The star bit has never exerted much appeal. "I'd rather write than act," he insists. "Always have." One night years ago, between drinks he blurted a poem to a girl:

Trouble lies in pools along the barren road I've taken.

Sightless windows stare the empty street.

No love beckons me save that which I've forsaken,

The anguish of my solitude is sweet.

Astonished by the break in his usual four-letter rhetoric, she asked: "Who wrote that?" "I did," confessed Mitchum. "When I was 15. I was Bridgeport's answer to Nathalia Crane."* For once he was not swaggering. He once wrote an oratorio for a Jewish-refugee-benefit show produced and directed by Orson Welles. He wrote a short story, Thunder Road, and got it turned into a film co-starring his son Jim.
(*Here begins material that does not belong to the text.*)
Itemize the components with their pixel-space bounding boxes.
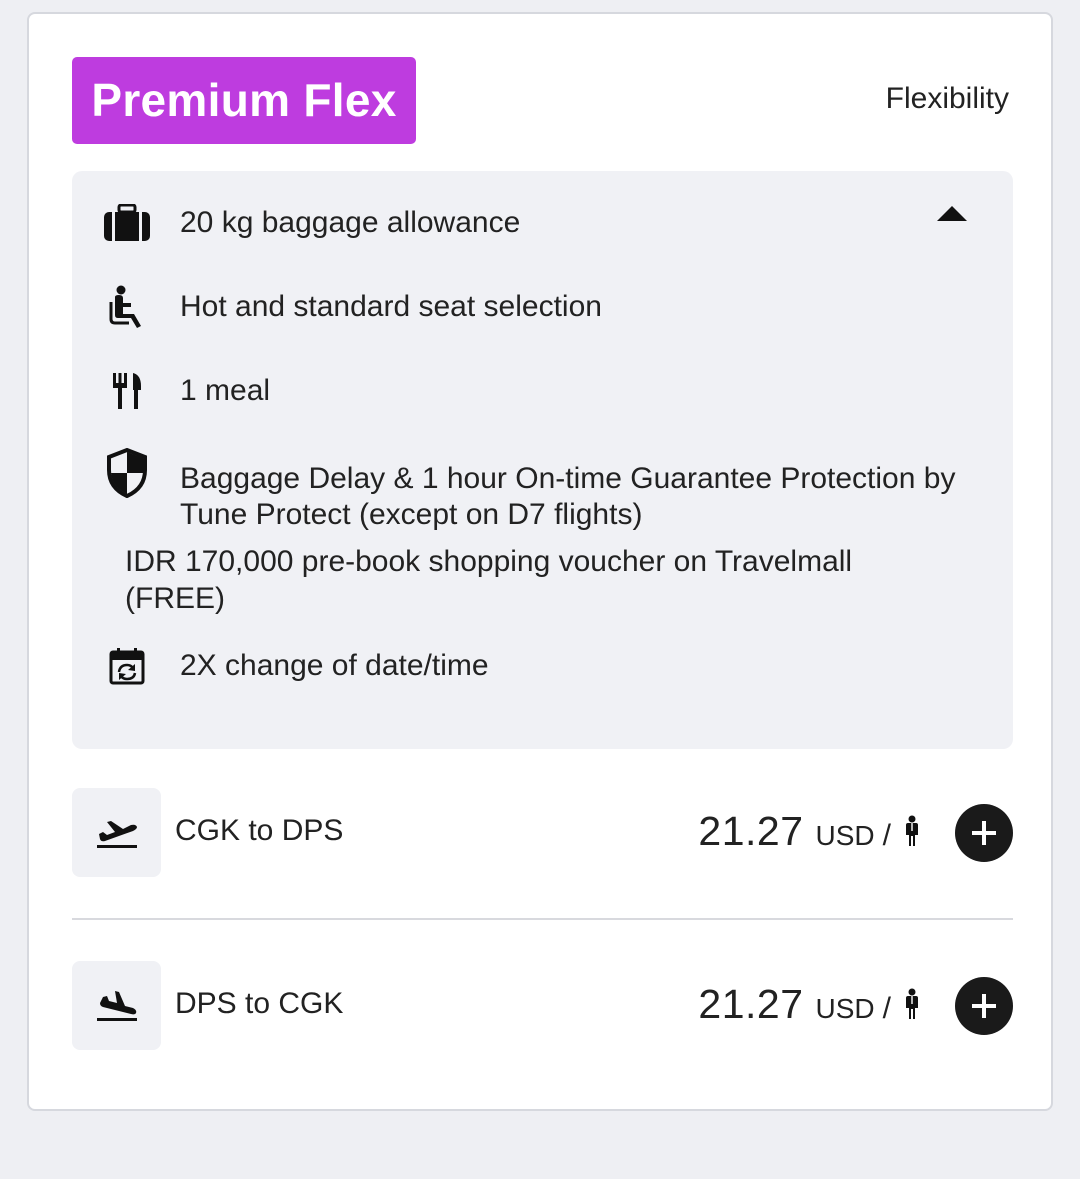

He also composed two original songs for the picture.

To Mitchum, acting is strictly journeyman stuff. "I just fall in and fall out," he claims. Not everyone is conned by his nonchalant, sleepy-eyed depreciations. "He's so good," says Deborah Kerr, "that acting is like shelling peas. That's partly because his role is so often the same. He used to describe it as being beaten to death by gorillas. He seems slapdash, but he plumbs the depths of each character."

Love and Hate. That depth was apparent in The Night of the Hunter, in which he came close to playing himself, in the role of an itinerant, self-educated backwoods preacher with the word LOVE tattooed on one hand and HATE on the other. Charles Laughton, who directed him in the picture, called Mitchum "one of the best actors in the world." The potential at least is there, and occasionally the taste. Mitchum pridefully insists that he will not make a picture merely for the money. He refused $500,000 to do Town Without Pity. When United Artists upped the offer to $750,000, Mitchum halted the negotiations by telling the studio how bad the script was.